Despite this global recognition of excellence, there remarkably exists in New Zealand at present a debate about his place in the team.

Barrett was at his absolute best against Australia in August when he scored a record four tries at Eden Park.

In the last three months, Barrett and the All Blacks’ form has dipped and Richie Mo’unga has surfaced as a compelling challenger for Barrett’s position.

How real is the Barrett/Mo’unga debate?

Is it merely a case of patriotic panic following some recent stumbles or do the All Blacks require a new pivot to successfully defend the William Webb Ellis Trophy in 2019?

Barrett and structure
The All Blacks have smashed Rugby Championship scoring records with Barrett running the cutter, so why is there doubt about his ability to direct a backline effectively?

The All Blacks’ game structure is formulated to use lateral ball movement and pass close to the defensive line to create half gaps initially before exploiting shorter sides when opponents are disorganised or outnumbered. Barrett is at his best playing close to the line, drawing in defenders or using his pace to slip through.

When Barrett isn’t doing this, does his distribution appear to be highly telegraphed and therefore create clutter?

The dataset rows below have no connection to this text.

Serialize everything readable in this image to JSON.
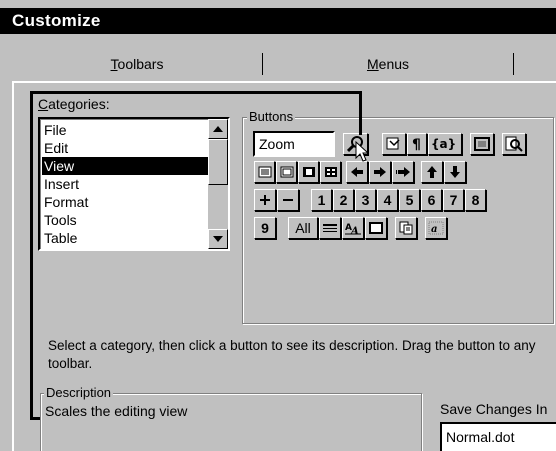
{
  "window": {
    "title": "Customize"
  },
  "tabs": [
    {
      "label": "Toolbars",
      "mnemonic": "T",
      "rest": "oolbars"
    },
    {
      "label": "Menus",
      "mnemonic": "M",
      "rest": "enus"
    }
  ],
  "categories": {
    "label": "Categories:",
    "mnemonic": "C",
    "rest": "ategories:",
    "items": [
      "File",
      "Edit",
      "View",
      "Insert",
      "Format",
      "Tools",
      "Table"
    ],
    "selected": "View"
  },
  "buttons_group": {
    "label": "Buttons",
    "zoom_value": "Zoom",
    "row3_numbers": [
      "1",
      "2",
      "3",
      "4",
      "5",
      "6",
      "7",
      "8"
    ],
    "row4_number": "9",
    "all_label": "All"
  },
  "instructions": "Select a category, then click a button to see its description. Drag the button to any toolbar.",
  "description": {
    "label": "Description",
    "text": "Scales the editing view"
  },
  "save_changes": {
    "label": "Save Changes In",
    "value": "Normal.dot"
  }
}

Does Barrett become over-reliant on superior individual skill when things are going against the All Blacks? Does Barrett overplay his hand, allowing confusion to reign in the entire back division?

Should the forwards be exclusively blamed for Barrett’s sudden demise? Most flyhalfs struggle to take off when heading backwards.

Nobody has proven to be a more brilliant match-winner in the past three seasons than Barrett. Surely he must remain in the starting team. Why limit the minutes of your best player?

Barrett is intuitively the greatest talent in the game. By contrast, Mo’unga is certainly more textbook, but not absent of flair. A highly organised player with a growing confidence, Mo’unga best showcased his qualities with a strong bench display against the Springboks at Loftus Versfeld.

Would the All Blacks benefit from someone more conventional than Barrett?


Could Barrett switch to fullback, thus keeping Ben Smith on the wing or eliminating the veteran Highlander altogether?

Is Barrett a poor goal kicker?
Barrett undeniably had a shocker against the Springboks but has kicked 17/18 attempts since.

In 2017, Barrett undoubtedly suffered a form blip with his kicking accuracy. He only slotted 63% of his goal kicks in the Super Rugby season.

However, in the past three seasons of Super Rugby, Barrett has actually kicked at a marginally higher success rate than Mo’unga – enjoying a higher success rate this year.

Since 2016, Barrett has kicked at a 75% success rate (193 attempts) for the All Blacks.

In 2018 that has increased to 82% which is the same rate of accuracy as Mo’unga (19/23).

Barrett’s Super Rugby goal kicking record (2016-2018)
2018: 34/48

2017: 19/30


2016: 76/107

Overall: 129/185 = 70%

Mo’unga’s Super Rugby goal kicking record (2016-2018)
2018: 56/72

2017: 54/76

2016: 65/93

Overall: 165/241 = 68%

Does Barrett kick too much?

One of the most interesting developments in the All Blacks strategy is the increased kicking. In 2016, Barrett kicked the ball 108 times in 13 Tests. In the same number of Tests last year he kicked the ball 174 times.


This season Barrett averages 16 kicks per Test, basically double his average of two seasons ago.

The obvious conclusion to draw from this is Barrett is kicking too often and the present All Black strategy doesn’t suit.

However, Barrett has always kicked the ball a lot – 206 more times than Mo’unga in the last three seasons of Super Rugby.

Despite kicking the ball more often than the Crusaders, the Hurricanes have scored more tries in two of the last three seasons.

Mo’unga, though, has proven to be an effective field kicker. Mo’unga appears to kick with better selectively and greater benefit than Barrett who would be advised to take a less-is-more approach.

What’s the verdict?
Daniel Carter was retained in 2015 and the World Cup wasa won. Barrett isn’t as complete as Carter, but as far as champions go he’s not far off. Mo’unga has rightly won acclaim for his performances, and with another strong Super Rugby campaign, will keep the debate alive in 2019.

However if the Steve Hansen era has taught us anything about success in the All Blacks, it’s that loyalty counts. The onus is on Barrett to keep Mo’unga at bay.